“El ingenioso hidalgo don Quijote de la Mancha”, in English translated as _“The Ingenious Nobleman Sir Quixote of La Mancha” or simply “Don Quixote”, is one of the classical novels from the Spanish literature written by Cervantes in the 17th century. The style of the original book is rather difficult to read these days as it is written in a form of old castilian, and certainly even more difficult to emulate for someone living in the 21st century. Can we use deep learning to solve this problem? The answer is YES!

The text of the book El Quijote is freely available in The Project Gutenberg. I used chapters 1 to 10, with roughly 110k characters and 20k words.

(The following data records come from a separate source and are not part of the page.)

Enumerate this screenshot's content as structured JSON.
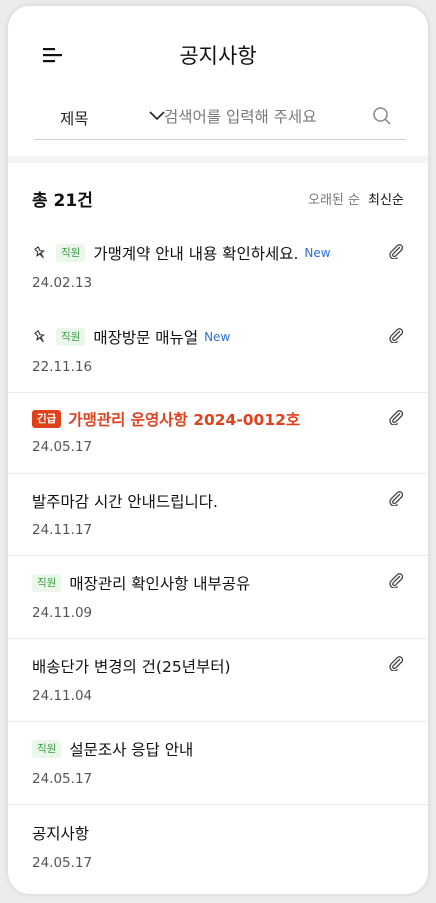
{
  "header": {
    "title": "공지사항",
    "menu_icon": "menu-icon"
  },
  "search": {
    "field_select": "제목",
    "placeholder": "검색어를 입력해 주세요",
    "value": ""
  },
  "list_header": {
    "count": "총 21건",
    "sort_oldest": "오래된 순",
    "sort_newest": "최신순",
    "active_sort": "최신순"
  },
  "colors": {
    "urgent": "#e0401c",
    "staff_badge": "#3a9b44",
    "new_tag": "#2f6fd8"
  },
  "notices": [
    {
      "pinned": true,
      "staff": true,
      "urgent": false,
      "title": "가맹계약 안내 내용 확인하세요.",
      "new": "New",
      "date": "24.02.13",
      "attachment": true
    },
    {
      "pinned": true,
      "staff": true,
      "urgent": false,
      "title": "매장방문 매뉴얼",
      "new": "New",
      "date": "22.11.16",
      "attachment": true
    },
    {
      "pinned": false,
      "staff": false,
      "urgent": true,
      "urgent_label": "긴급",
      "title": "가맹관리 운영사항 2024-0012호",
      "date": "24.05.17",
      "attachment": true
    },
    {
      "pinned": false,
      "staff": false,
      "urgent": false,
      "title": "발주마감 시간 안내드립니다.",
      "date": "24.11.17",
      "attachment": true
    },
    {
      "pinned": false,
      "staff": true,
      "urgent": false,
      "title": "매장관리 확인사항 내부공유",
      "date": "24.11.09",
      "attachment": true
    },
    {
      "pinned": false,
      "staff": false,
      "urgent": false,
      "title": "배송단가 변경의 건(25년부터)",
      "date": "24.11.04",
      "attachment": true
    },
    {
      "pinned": false,
      "staff": true,
      "urgent": false,
      "title": "설문조사 응답 안내",
      "date": "24.05.17",
      "attachment": false
    },
    {
      "pinned": false,
      "staff": false,
      "urgent": false,
      "title": "공지사항",
      "date": "24.05.17",
      "attachment": false
    }
  ],
  "staff_label": "직원"
}
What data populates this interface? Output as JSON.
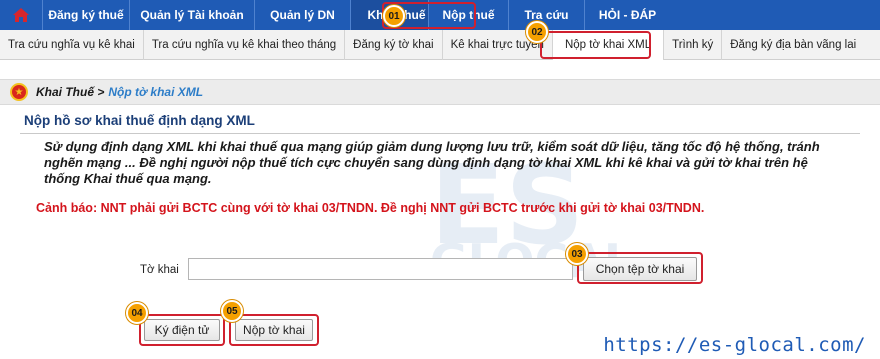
{
  "top_nav": {
    "items": [
      "Đăng ký thuế",
      "Quản lý Tài khoản",
      "Quản lý DN",
      "Khai Thuế",
      "Nộp thuế",
      "Tra cứu",
      "HỎI - ĐÁP"
    ]
  },
  "sub_nav": {
    "items": [
      "Tra cứu nghĩa vụ kê khai",
      "Tra cứu nghĩa vụ kê khai theo tháng",
      "Đăng ký tờ khai",
      "Kê khai trực tuyến",
      "Nộp tờ khai XML",
      "Trình ký",
      "Đăng ký địa bàn vãng lai"
    ]
  },
  "badges": [
    "01",
    "02",
    "03",
    "04",
    "05"
  ],
  "breadcrumb": {
    "parent": "Khai Thuế >",
    "current": "Nộp tờ khai XML"
  },
  "section": {
    "title": "Nộp hồ sơ khai thuế định dạng XML",
    "description": "Sử dụng định dạng XML khi khai thuế qua mạng giúp giảm dung lượng lưu trữ, kiểm soát dữ liệu, tăng tốc độ hệ thống, tránh nghẽn mạng ... Đề nghị người nộp thuế tích cực chuyển sang dùng định dạng tờ khai XML khi kê khai và gửi tờ khai trên hệ thống Khai thuế qua mạng.",
    "warning": "Cảnh báo: NNT phải gửi BCTC cùng với tờ khai 03/TNDN. Đề nghị NNT gửi BCTC trước khi gửi tờ khai 03/TNDN."
  },
  "form": {
    "label": "Tờ khai",
    "value": "",
    "choose_file": "Chọn tệp tờ khai",
    "sign": "Ký điện tử",
    "submit": "Nộp tờ khai"
  },
  "watermark": {
    "line1": "ES",
    "line2": "GLOCAL"
  },
  "footer_url": "https://es-glocal.com/",
  "colors": {
    "nav_blue": "#1f5bb5",
    "highlight_red": "#d0202e",
    "badge_orange": "#f5a000",
    "warning_red": "#d4141c"
  }
}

The model: a recurrent neural network with 3 layers of LSTM

The model takes as input a sequence of characters, say 100 characters. The goal of the model is to predict the next character. After fitting the model to the training data, we sequentially produce ‘predictions’ of characters so that new words and full sentences are generated.

Input

The training data is sliced so that, for each each training sample, X is a column vector of 100 dimensions and Y is a single item. Here there are the first observations:

X(m)	Y(m)
‘primera parte del ingenioso hidalgo don quijote de la mancha\ncapitulo primero. que trata de la condi’	‘c’
‘rimera parte del ingenioso hidalgo don quijote de la mancha\ncapitulo primero. que trata de la condic’	‘i’
‘imera parte del ingenioso hidalgo don quijote de la mancha\ncapitulo primero. que trata de la condici’	‘o’
‘mera parte del ingenioso hidalgo don quijote de la mancha\ncapitulo primero. que trata de la condicio’	‘n’
‘era parte del ingenioso hidalgo don quijote de la mancha\ncapitulo primero. que trata de la condicion’	’ ‘
‘ra parte del ingenioso hidalgo don quijote de la mancha\ncapitulo primero. que trata de la condicion ‘	‘y’
‘a parte del ingenioso hidalgo don quijote de la mancha\ncapitulo primero. que trata de la condicion y’	’ ‘
’ parte del ingenioso hidalgo don quijote de la mancha\ncapitulo primero. que trata de la condicion y ‘	‘e’
‘parte del ingenioso hidalgo don quijote de la mancha\ncapitulo primero. que trata de la condicion y e’	‘j’
…	…

Note several things:

The character at Y(m) is the same as the last character in the X(m+1) training sample
Special characters like ‘\n’ and punctuation signs are also included. We expect the model to be able to generate such characters
Mathematical models do not understand of characters. Instead, we convert them to numbers before feeding them to the model

The model

The basic block of the model is a Long-Short Term Memory (LSTM)[https://en.wikipedia.org/wiki/Long_short-term_memory] block. LSTM-based models have proved to work really well in practice thanks to their forgetting and updating capabilities. Here it is a quick summary of the components of a LSTM block:

LSTM block definition. Credits to deeplearning.ai

For the Don Quixote we stack 3 LSTM layers with a dropout layer in between. A dropout layer basically randomly “switches off” some neurons at each pass of the optimization algorithm, making the model less prone to over-fitting. In Keras (Python), the model is defined as follows:

# define the LSTM model
model = Sequential()
model.add(LSTM(512, input_shape=(X.shape[1], X.shape[2]),return_sequences=True))
model.add(Dropout(0.5))
model.add(LSTM(512,return_sequences=True))
model.add(Dropout(0.5))
model.add(LSTM(512))
model.add(Dropout(0.5))
model.add(Dense(y.shape[1], activation='softmax'))
model.compile(loss='categorical_crossentropy', optimizer='adam')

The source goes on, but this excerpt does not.